Ian Bell played the innings of his life but a Broad incident marred a good day for England at Trent Bridge
Agar may have been the star of the day yesterday but Day 3 of the first Investec Ashes Test match belonged to England. The home side finished the day firmly on top on 326-6, with a commanding lead of 261 runs. The lifeless nature of the pitch meant, that for large part of the day the fast bowlers were impotent. So slow and dead was the wicket, that at one stage Brad Haddin even stood up to Peter Siddle.
To their credit however the Australians kept it extremely tight, evident by the fact that aside from Prior no England batsman had a strike rate over 42. Shane Watson's figures of 0-11 off 15 overs were the most impressive thing he's done so far in this Test.
Cook and Pietersen both scored well deserved half centuries which could yet prove crucial in the context of the game. But they had to work very hard. Pietersen stemmed his natural attacking instinct to play a measured innings of 64 off 150 balls.
On a day when the run rate never threatened 3 runs per over, Two major stories did emerge.
Ian Bell grinds out a solid innings.
Given the graveyard nature of the pitch, the only way the England batsmen were going to lose their wickets was through false shots. Bell prospered by hardly putting a foot wrong with his shot selection. It was a defiant innings which portrayed his ability to concentrate for long periods of time.
Perhaps the best thing about his innings was his ability adapt to the wicket, as majority of his runs came behind square, through the third man area. Playing predominantly on the back foot, he used the pace of the Australian bowlers well and aside from one edge which Haddin failed to gather and an inside edge, it was a chance-less innings. England fans would've wanted to see him score his hundred tonight but they'll have to wait, he resumes on 95 tomorrow. Most observers are already calling this his best innings for England. It'd be hard to argue with that if England win the Test match. If he loses his wicket early tomorrow morning however it could be yet another case of what could've been.
Broad's failure to walk when an Agar delivery took a thick edge from his bat sparked a fiery walk/not walk debate on twitter. Australia's wasteful nature of reviews cost them dearly as a bad decision from Aleem Dar cost them the crucial breakthrough at the end of the day. The "modern" not walking culture in cricket means honesty when you've blatantly hit the ball has become less frequent.

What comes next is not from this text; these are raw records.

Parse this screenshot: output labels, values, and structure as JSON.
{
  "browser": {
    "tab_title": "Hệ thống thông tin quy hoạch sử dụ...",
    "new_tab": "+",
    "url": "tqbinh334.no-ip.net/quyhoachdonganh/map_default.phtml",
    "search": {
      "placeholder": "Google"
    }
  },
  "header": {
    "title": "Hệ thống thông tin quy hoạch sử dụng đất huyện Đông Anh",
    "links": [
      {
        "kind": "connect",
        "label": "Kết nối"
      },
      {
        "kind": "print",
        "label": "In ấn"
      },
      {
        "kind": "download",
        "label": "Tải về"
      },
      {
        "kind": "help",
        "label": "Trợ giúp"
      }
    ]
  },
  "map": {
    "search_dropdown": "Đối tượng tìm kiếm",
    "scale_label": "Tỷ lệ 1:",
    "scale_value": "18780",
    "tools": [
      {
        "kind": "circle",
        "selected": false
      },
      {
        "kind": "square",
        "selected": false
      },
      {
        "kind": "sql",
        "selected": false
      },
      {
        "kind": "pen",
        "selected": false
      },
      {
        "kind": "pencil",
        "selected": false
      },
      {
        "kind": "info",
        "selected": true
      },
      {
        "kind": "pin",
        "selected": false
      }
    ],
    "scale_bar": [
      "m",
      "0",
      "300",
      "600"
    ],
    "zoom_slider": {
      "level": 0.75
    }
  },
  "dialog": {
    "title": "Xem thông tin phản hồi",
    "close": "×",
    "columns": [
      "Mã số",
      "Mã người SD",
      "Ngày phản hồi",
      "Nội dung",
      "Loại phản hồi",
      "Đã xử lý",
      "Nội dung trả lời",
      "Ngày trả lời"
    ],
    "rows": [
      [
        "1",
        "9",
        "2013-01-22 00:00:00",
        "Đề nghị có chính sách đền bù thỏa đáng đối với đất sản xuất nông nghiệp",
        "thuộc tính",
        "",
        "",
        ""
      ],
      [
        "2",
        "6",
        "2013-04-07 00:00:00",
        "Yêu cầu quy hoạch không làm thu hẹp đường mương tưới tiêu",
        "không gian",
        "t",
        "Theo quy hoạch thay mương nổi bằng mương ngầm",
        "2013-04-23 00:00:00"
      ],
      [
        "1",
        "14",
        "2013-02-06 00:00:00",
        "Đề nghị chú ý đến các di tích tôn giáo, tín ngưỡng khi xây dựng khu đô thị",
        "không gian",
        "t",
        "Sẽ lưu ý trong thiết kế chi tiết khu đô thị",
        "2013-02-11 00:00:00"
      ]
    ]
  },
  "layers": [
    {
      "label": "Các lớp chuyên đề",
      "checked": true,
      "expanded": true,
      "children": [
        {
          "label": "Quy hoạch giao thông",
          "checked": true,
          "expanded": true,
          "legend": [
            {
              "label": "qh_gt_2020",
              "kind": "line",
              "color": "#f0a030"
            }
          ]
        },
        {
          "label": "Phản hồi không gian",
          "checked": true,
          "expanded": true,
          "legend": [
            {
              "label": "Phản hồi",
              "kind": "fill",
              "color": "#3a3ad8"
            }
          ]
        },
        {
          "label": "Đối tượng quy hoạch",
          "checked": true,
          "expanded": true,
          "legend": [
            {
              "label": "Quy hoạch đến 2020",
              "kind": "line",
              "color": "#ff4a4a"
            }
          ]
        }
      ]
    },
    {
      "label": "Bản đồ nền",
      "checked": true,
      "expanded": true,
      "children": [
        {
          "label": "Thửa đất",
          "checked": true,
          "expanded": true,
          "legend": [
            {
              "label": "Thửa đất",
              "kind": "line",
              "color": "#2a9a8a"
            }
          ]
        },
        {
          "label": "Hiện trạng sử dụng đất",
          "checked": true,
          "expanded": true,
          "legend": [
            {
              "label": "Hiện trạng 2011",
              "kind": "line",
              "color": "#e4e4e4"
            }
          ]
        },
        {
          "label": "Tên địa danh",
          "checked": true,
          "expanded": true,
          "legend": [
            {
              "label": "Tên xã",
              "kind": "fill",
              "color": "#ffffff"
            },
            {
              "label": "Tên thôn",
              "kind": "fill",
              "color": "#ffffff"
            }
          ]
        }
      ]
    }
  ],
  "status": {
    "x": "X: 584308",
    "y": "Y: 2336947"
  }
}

Players and pundits have openly offered a plethora of excuses for this act of dishonesty. "Grey area", "everyone does it", "wait for umpire's decision", "every right to stand there" to name but a few.
Whatever your view the match referee and ICC may have to review the incident. There is a case to answer for bringing the game into disrepute. A point Michael Holding made clear in a post match interview. Ramdin was banned for two matches and fined 50% of his match fee on the grounds of "Conduct that is contrary to the spirit of the game."
Aleem Dar clearly got the decision wrong, he may have been unsighted, but Stuart Broad and everyone else in the ground knew he'd hit it. Broad's refusal to walk knowing full well that Dar had missed a blatant edge could easily be seen as "conduct that is contrary to the spirit of the game". It is unlikely the ICC will take action remarked Bob Willis, he's probably right. If indeed they don't, it may be seen as a clear case of double standards.
Like every player before him who's shown similar dishonesty, Broad will have to live with his decision. Deep down on reflection maybe he knows he should have walked, we'll never know. It certainly sets a dangerously bad example for youngsters watching the game. Winning is more important than honesty? It was interesting to see the response of young cricketers on twitter timeline immediately afterwards. One tweet read "Broad is my new hero", sad times. There certainly is no hope of Chris Broad talking his son out of the none walking camp. Gooch had to drag him off the field in Pakistan 26 years ago after he refused to walk.
The strangest part of this whole episode was the Australian reaction to the incident. Had Ponting been in charge, a five minute delay caused by finger waving may have been the talking point.
Looking forward to DAY 4, all this hoopla significantly spices up the contest further, that's for sure. If the first three days are anything to go by, Day 4 promises to be another gripping contest.